Es en este sentido como el relato de Lucas nos ilustra sobre la forma de comprender la fe y la confianza en Dios: Jesucristo decía hoy en su palabra: "!Dichoso ese criado si, al llegar su amo , lo encuentra haciendo lo que debe¡. Os aseguro que lo pondrá al frente de todos sus bienes" (Lc 12,43). Dios, confía en su criado, tiene fe en él, no duda de sus capacidades y de su fidelidad; caso contrario a lo que ocurre en nuestro diario vivir donde se olvida esta bienaventuranza del Señor instigando
permanentemente a todos a que olvidemos nuestros compromisos y vivamos de manera irresponsable creyendo que nuestras acciones no tienen consecuencias. Vivir sin fe es pensar igual que el criado irresponsable de la parábola del evangelio:
"Pero si ese criado empieza a pensar: "mi amo tarda en venir, y se pone a golpear a los criados, a comer a beber y a emborracharse, su amo llegará el día en que menos lo espere y a la hora en que menos piense, lo castigará con todo el rigor y lo tratará como merecen los que no son fieles" (Lc 12,45-46).

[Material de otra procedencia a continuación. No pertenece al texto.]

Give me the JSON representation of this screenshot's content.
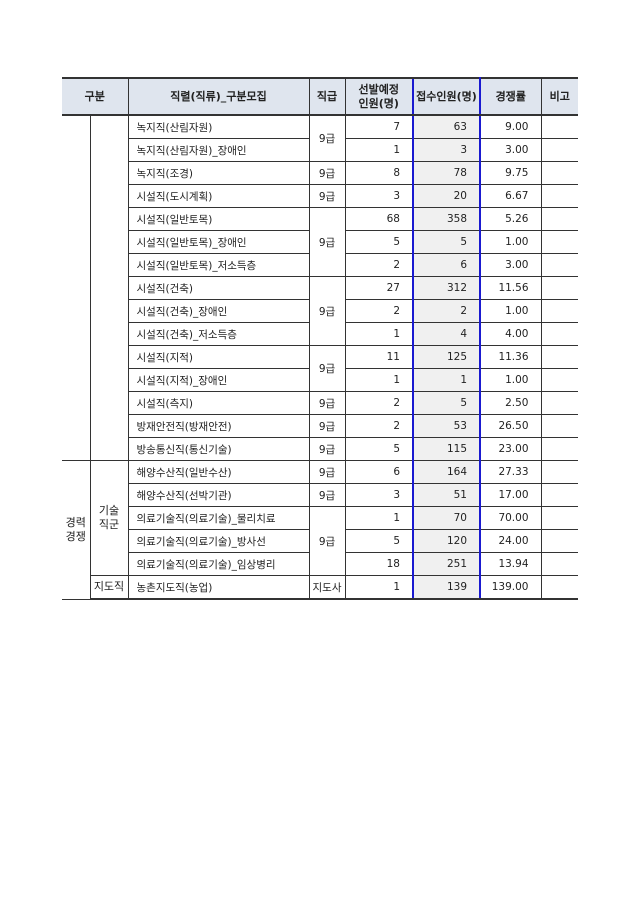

La palabra de Dios nos invita a recuperar en nosotros y en nuestras familias la fe y confianza en Dios; así como se afirmaba la carta a los hebreos: "La fe es el fundamento de lo que se espera y la prueba de lo que no se ve" (Hb 11,1). Por la fe
y la confianza en Dios, muchos hombres y mujeres que nos antecedieron, fueron capaces de dar hasta su vida como testimonio de fidelidad a Dios, a sus principios, a los compromisos adquiridos. No necesitaron de adultos o vigías que los
supervisaran para cumplir con todo aquello que habían asumido. Bastó la confianza en Dios para transformar sus vidas y las de aquellos con quienes la vivieron. Al igual que ellos, nosotros mismos hemos experimentado que confiar en el Señor y obedecer sus leyes es garantía de vida en abundancia. No tenemos que hacer mucha memoria para constatar que a diferencia de estos hombres y mujeres de fe, abundan los casos de hombres y mujeres que actuando como "criados irresponsables" se fiaron del mundo y sus tentaciones y quedaron solos, infelices y frustrados.
A través de la Iglesia se nos han dado en abundancia los tesoros de la fe, hemos recibido lo que necesitamos para salvarnos, para ser felices, de nosotros depende la respuesta a la invitación amorosa que Dios nos hace a transitar por el camino
seguro cumpliendo su voluntad. Que nada ni nadie nos haga perder la confianza en el Señor para que siempre nos mantengamos fieles a él, recordando que somos el rebaño del Señor a quien el Padre del cielo ha querido darle su Reino.